Building Communities with Farms

While most of my concerns so far with the proposed zoning have had to do with complexity or density, another concern keeps nagging at me. A key reason we're updating the zoning, something discussed as long as I've been in these conversations, is to help agriculture. There's a Rural Agricultural zone, and agriculture is allowed in every zone. Farmstands are permitted in every zone now too, something made explicit in the November revisions.

I've heard some complaints that farming isn't considered the "best and highest use" of land, though I'm not entirely sure what legal difference that would make, or if it belongs in zoning in particular. The piece that strikes me as odd at the moment is the one place that seems not to consider agricultural uses: Planned Unit Development. It isn't entirely banned, because the PUD section is effectively a giant loophole in the zoning - there's no minimum acreage required, and any type of PUD can include "Other uses approved by the Planning Board."

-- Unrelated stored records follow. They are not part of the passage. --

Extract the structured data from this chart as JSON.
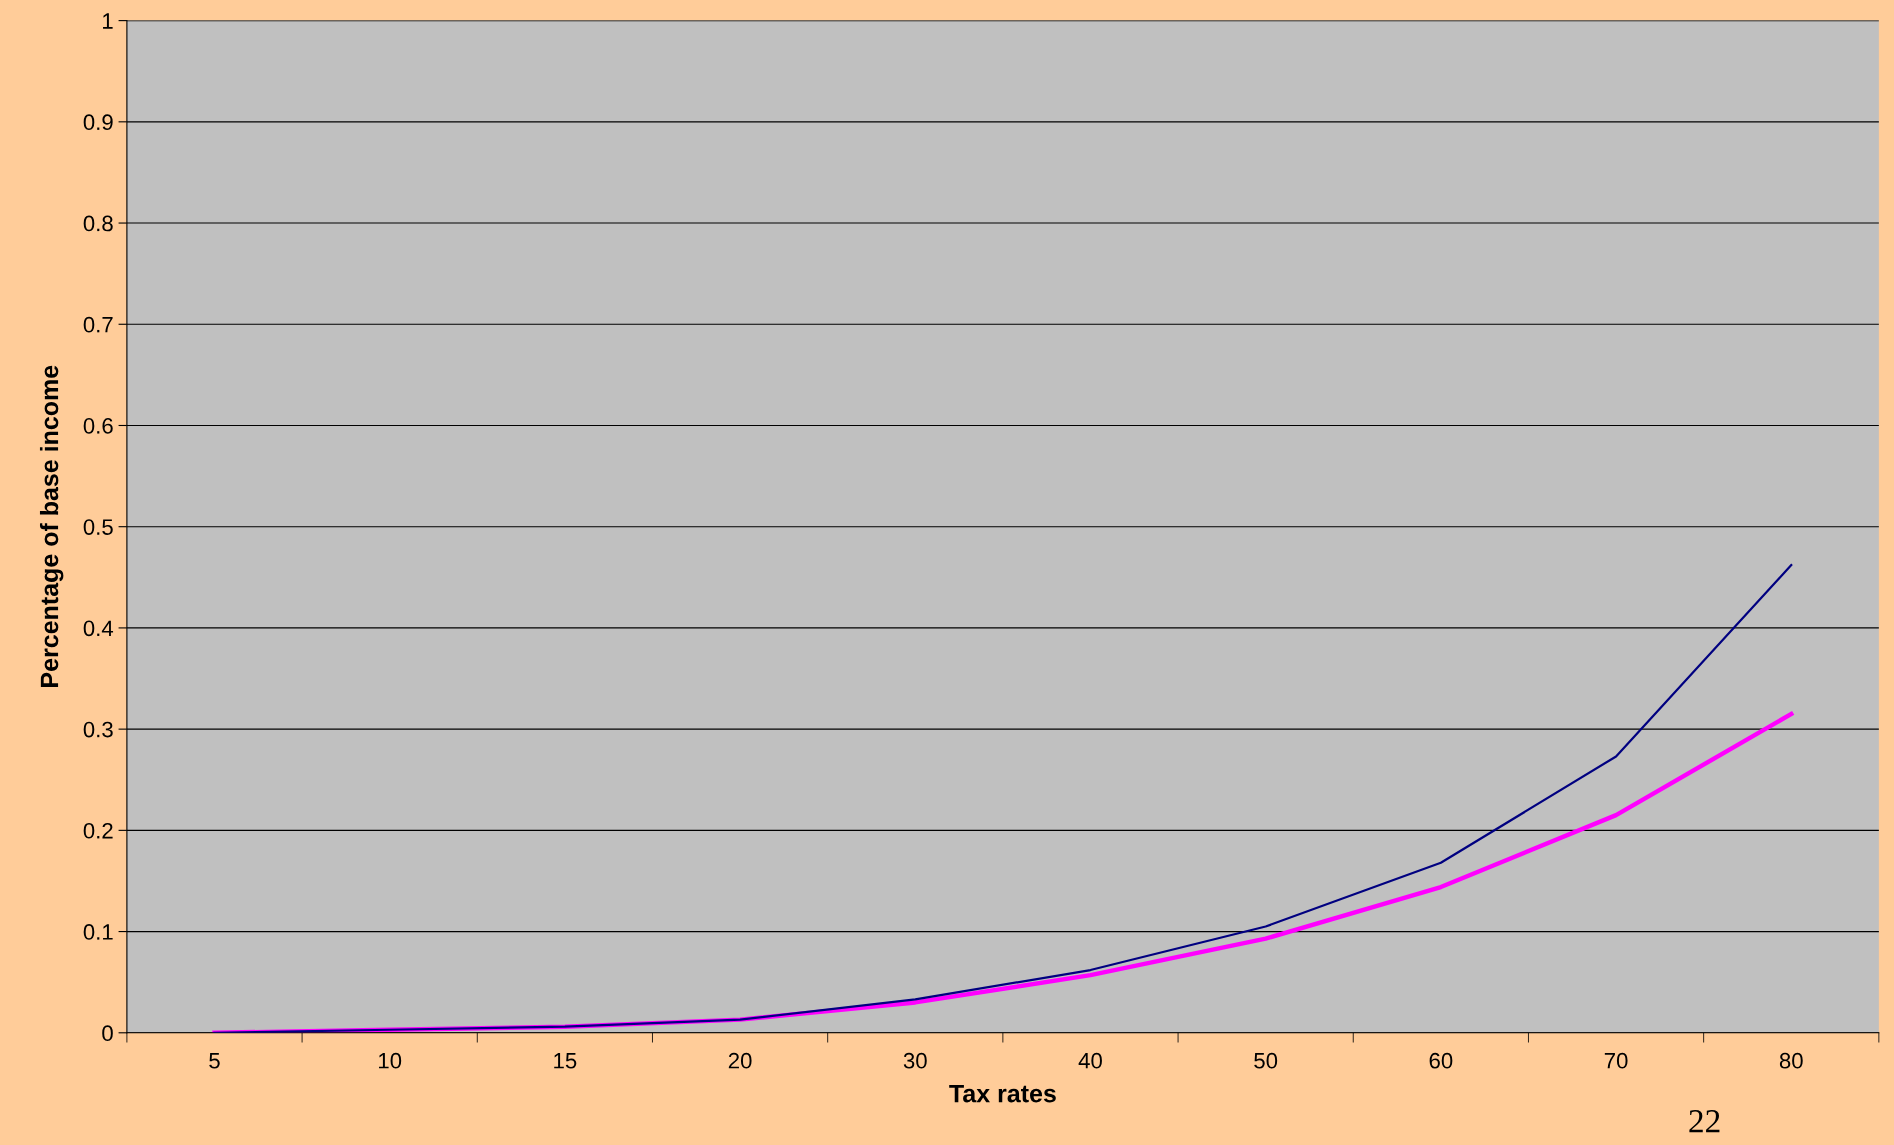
{
  "chart_data": {
    "type": "line",
    "xlabel": "Tax rates",
    "ylabel": "Percentage of base income",
    "categories": [
      "5",
      "10",
      "15",
      "20",
      "30",
      "40",
      "50",
      "60",
      "70",
      "80"
    ],
    "series": [
      {
        "color": "#000080",
        "values": [
          0,
          0.003,
          0.006,
          0.013,
          0.033,
          0.062,
          0.105,
          0.168,
          0.273,
          0.462
        ]
      },
      {
        "color": "#ff00ff",
        "values": [
          0,
          0.003,
          0.006,
          0.013,
          0.03,
          0.057,
          0.093,
          0.144,
          0.215,
          0.315
        ]
      }
    ],
    "ylim": [
      0,
      1
    ],
    "yticks": [
      0,
      0.1,
      0.2,
      0.3,
      0.4,
      0.5,
      0.6,
      0.7,
      0.8,
      0.9,
      1
    ],
    "grid": "y",
    "marker": "none",
    "line_style": "solid",
    "annotations": [
      "22"
    ]
  }
}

However, in this age of local food - something especially popular in this county - it doesn't seem too far fetched to think of a Planned Unit Development that focuses explicitly on agriculture as its central use with other residential and commercial construction built around that model. A recent report, Building Communities with Farms (7.3MB PDF), takes a detailed look at those possibilities, including the experiences of places that have actually done this. It's not just ecovillages, really - the case studies include five developments in Illinois, Georgia, Vermont, Virginia, and Idaho.

Prairie Crossing development map.
Prairie Crossing (Illinois) development map.

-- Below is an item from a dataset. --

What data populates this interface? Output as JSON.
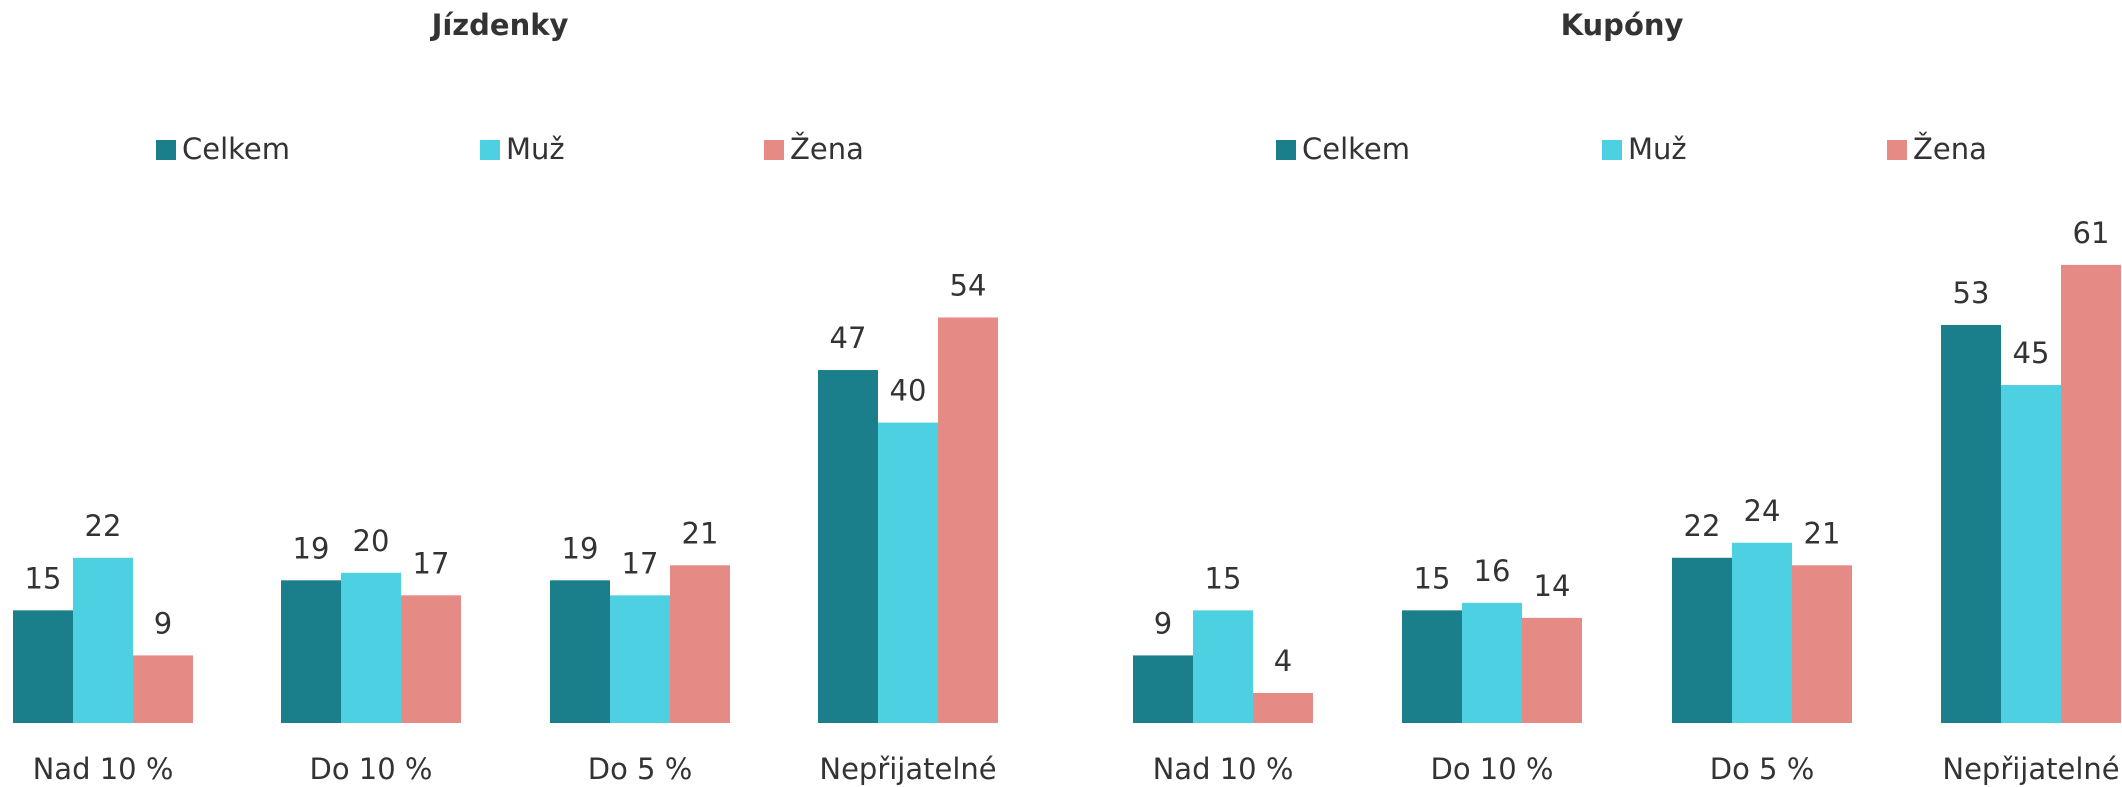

I'm a little bit cautious about this, as a friend asked whether this could be a way to put a Concentrated Animal Feeding Operation (CAFO) next to worker housing next to a slaughterhouse. I suspect it could, even under the proposed zoning as written, given the giant loopholes in the Planned Unit Development section. I'd like to think, however, that this might be a path toward encouraging developers to create places that are more appealing to live in than a condo complex with a convenience store.